Я интересуюсь этим вопросом не только потому, что всегда был поклонником поэтического таланта Муни, но потому, что в давние молодые годы, особенно 1905-09 гг., меня связывали с ним тесные дружеские отношения. Неоднократно мечтая об издании его книжки стихов за границей, я оставался при этих мечтаниях гл(авным) обр(азом) потому, что все время рассчитывал, что при той особенной теплоте, с которой к Муни относился В.Ф., последнему удастся осуществить этот замысел.
Сейчас, конечно, все сложилось с наследством Муни крайне неблагоприятно. Тем не менее, я хотел бы попытаться сделать то, что не удалось В.Ф., – т.е. приложить все усилия к изданию его книги. Лично я не располагаю для этого средствами. Но у меня есть связи и возможности, – притом в кругах, обычно мало доступных нашим эмигрантским литераторам.
Если бы мое имя Вам было совершенно неизвестно, позволю себе сослаться в качестве рекомендации на нашего общего знакомого М.В. Вишняка. Хотя я и вхожу в Союз журналистов, тем не менее я живу особняком от эмигрантских кругов (сотрудничаю в «Социалистическом) Вестнике» и в еврейской социалистической печати, гл(авным) обр(азом) в Америке).
Заранее благодарю Вас за скорый ответ. Прошу Вас простить меня за причиняемое беспокойство.
С искренним уважением Григорий Аронсон.
Это письмо было написано меньше чем за два месяца до вступления немцев в Париж. Я успела ответить ему. Он очень скоро оказался в США. Тут я лично познакомилась с ним, вскоре после моего приезда, в ноябре 1950 года.

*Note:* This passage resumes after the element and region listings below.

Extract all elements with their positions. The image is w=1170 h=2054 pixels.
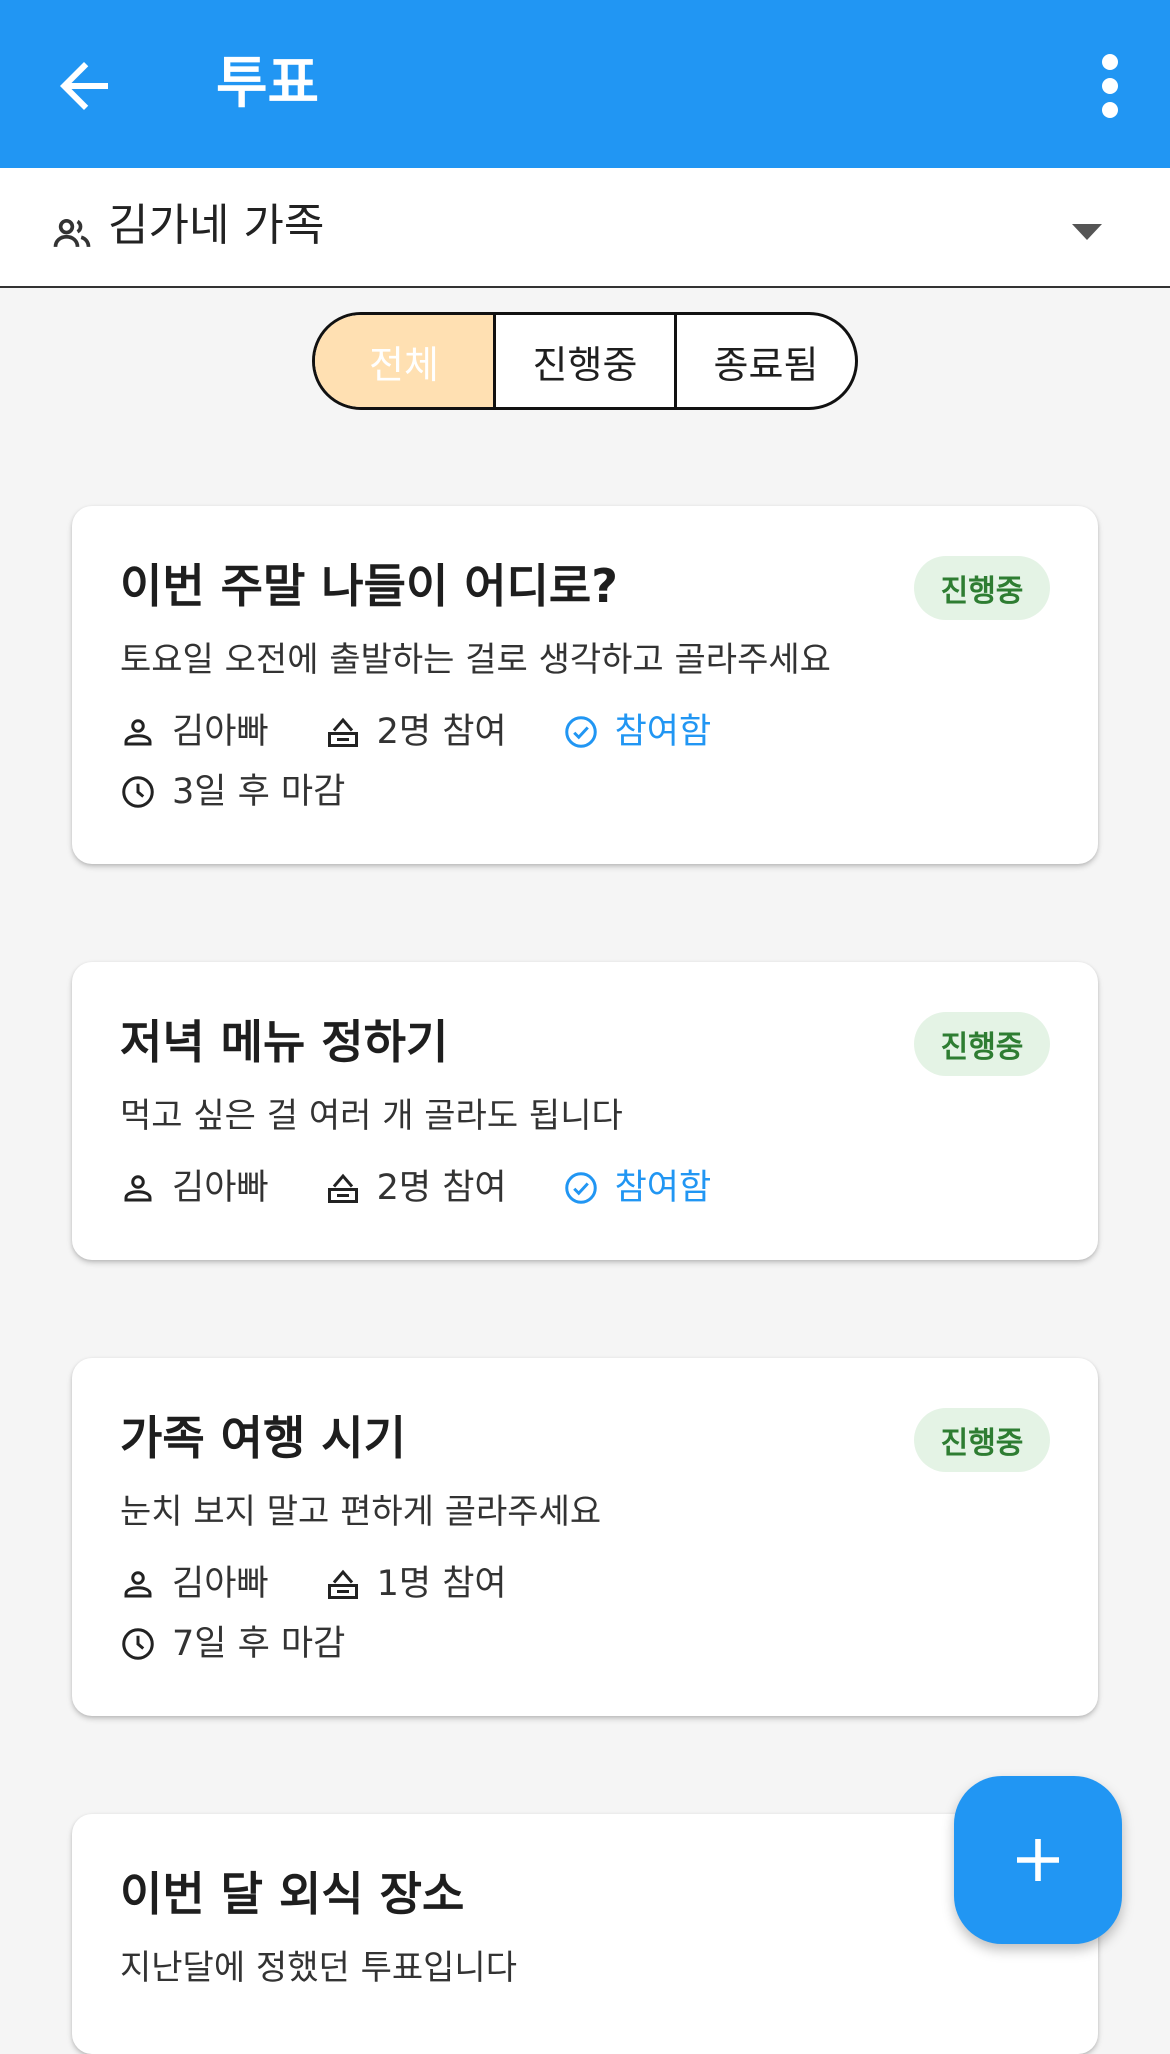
person-icon <box>124 1175 152 1202</box>
poll-author: 김아빠 <box>172 1168 269 1208</box>
poll-author: 김아빠 <box>172 1564 269 1604</box>
poll-card[interactable]: 저녁 메뉴 정하기 진행중 먹고 싶은 걸 여러 개 골라도 됩니다 김아빠 2… <box>72 962 1098 1260</box>
check-circle-icon <box>564 716 597 748</box>
group-selector[interactable]: 김가네 가족 <box>0 168 1170 288</box>
poll-card[interactable]: 이번 주말 나들이 어디로? 진행중 토요일 오전에 출발하는 걸로 생각하고 … <box>72 506 1098 864</box>
poll-description: 지난달에 정했던 투표입니다 <box>120 1948 517 1988</box>
group-icon <box>53 218 91 248</box>
arrow-back-icon[interactable] <box>48 50 120 122</box>
poll-deadline: 7일 후 마감 <box>172 1624 346 1664</box>
tab-ended[interactable]: 종료됨 <box>674 315 855 407</box>
more-vert-icon[interactable] <box>1090 50 1130 122</box>
clock-icon <box>122 1628 154 1660</box>
page-title: 투표 <box>216 51 320 116</box>
app-bar: 투표 <box>0 0 1170 168</box>
poll-description: 먹고 싶은 걸 여러 개 골라도 됩니다 <box>120 1096 623 1136</box>
poll-joined: 참여함 <box>614 1168 712 1208</box>
poll-meta: 김아빠 1명 참여 <box>120 1560 563 1608</box>
poll-title: 이번 주말 나들이 어디로? <box>120 559 618 613</box>
poll-author: 김아빠 <box>172 712 269 752</box>
ballot-icon <box>327 1569 358 1599</box>
check-circle-icon <box>564 1172 597 1204</box>
poll-card[interactable]: 이번 달 외식 장소 지난달에 정했던 투표입니다 <box>72 1814 1098 2054</box>
status-badge: 진행중 <box>914 1408 1050 1472</box>
person-icon <box>124 719 152 746</box>
status-badge: 진행중 <box>914 556 1050 620</box>
status-filter: 전체 진행중 종료됨 <box>312 312 858 410</box>
poll-description: 토요일 오전에 출발하는 걸로 생각하고 골라주세요 <box>120 640 831 680</box>
poll-description: 눈치 보지 말고 편하게 골라주세요 <box>120 1492 602 1532</box>
ballot-icon <box>327 717 358 747</box>
person-icon <box>124 1571 152 1598</box>
poll-meta: 김아빠 2명 참여 참여함 <box>120 1164 767 1212</box>
status-badge: 진행중 <box>914 1012 1050 1076</box>
poll-deadline-row: 3일 후 마감 <box>120 768 401 816</box>
poll-title: 가족 여행 시기 <box>120 1411 406 1465</box>
clock-icon <box>122 776 154 808</box>
poll-participants: 1명 참여 <box>376 1564 507 1604</box>
poll-deadline: 3일 후 마감 <box>172 772 346 812</box>
poll-title: 이번 달 외식 장소 <box>120 1867 465 1921</box>
poll-joined: 참여함 <box>614 712 712 752</box>
poll-deadline-row: 7일 후 마감 <box>120 1620 401 1668</box>
poll-title: 저녁 메뉴 정하기 <box>120 1015 449 1069</box>
poll-participants: 2명 참여 <box>376 1168 507 1208</box>
add-icon <box>1017 1839 1059 1881</box>
add-poll-button[interactable] <box>954 1776 1122 1944</box>
ballot-icon <box>327 1173 358 1203</box>
poll-meta: 김아빠 2명 참여 참여함 <box>120 708 767 756</box>
poll-participants: 2명 참여 <box>376 712 507 752</box>
group-name: 김가네 가족 <box>108 200 325 251</box>
tab-all[interactable]: 전체 <box>315 315 493 407</box>
caret-down-icon <box>1072 224 1102 240</box>
tab-in-progress[interactable]: 진행중 <box>493 315 674 407</box>
poll-card[interactable]: 가족 여행 시기 진행중 눈치 보지 말고 편하게 골라주세요 김아빠 1명 참… <box>72 1358 1098 1716</box>
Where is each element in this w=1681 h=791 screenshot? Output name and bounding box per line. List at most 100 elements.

В 1959 г., между 8 и 12 октября, в нью-йоркском «Новом русском слове» были напечатаны его статьи о масонстве. Приблизительно в это же время я начала составлять каталог масонских имен. В 1962 г. эти же статьи были перепечатаны в его книге «Россия накануне революции». Весной 1967 г. я написала ему письмо, после нескольких встреч в Нью-Йорке[144].
Принстон, 4 февраля 1967
Многоуважаемый Григорий Яковлевич, я бы очень хотела встретиться с Вами, чтобы поговорить на одну важную тему в связи с интересом одного моего аспиранта (кандидата на доктора философии) к прошлому русского еврейства. Ваша книга на эту тему у меня есть, а английское ее издание я заказала для нашей библиотеки, и оно сейчас уже пришло. Может быть, мы могли бы поговорить в Публичной Библиотеке, если Вы там бываете, или Вы разрешите приехать к Вам домой.
Если Вас не смущает расстояние (полтора часа на автобусе), то я была бы очень рада видеть Вас у себя. Вы могли бы приехать к завтраку, скажем к часу, выехав из Нью-Йорка в И ч. 30 м. с «Порт Оторити», на 8-й авеню. Обратно в любое время есть автобус в Нью-Йорк.
Черкните мне, что бы Вы предпочитали. Можно было бы устроить встречу в ближайшее воскресенье, часа в 4 – это если Вы захотите, чтобы я приехала к Вам. Или, если Вы заняты, я бы могла приехать в Нью-Йорк в пятницу, 17-го. Буду Вам очень благодарна, если Вы мне напишете, а я тогда, получив Ваше письмо, позвоню Вам отсюда по телефону, чтобы подтвердить встречу.
Заранее Вас благодарю за внимание к моей просьбе.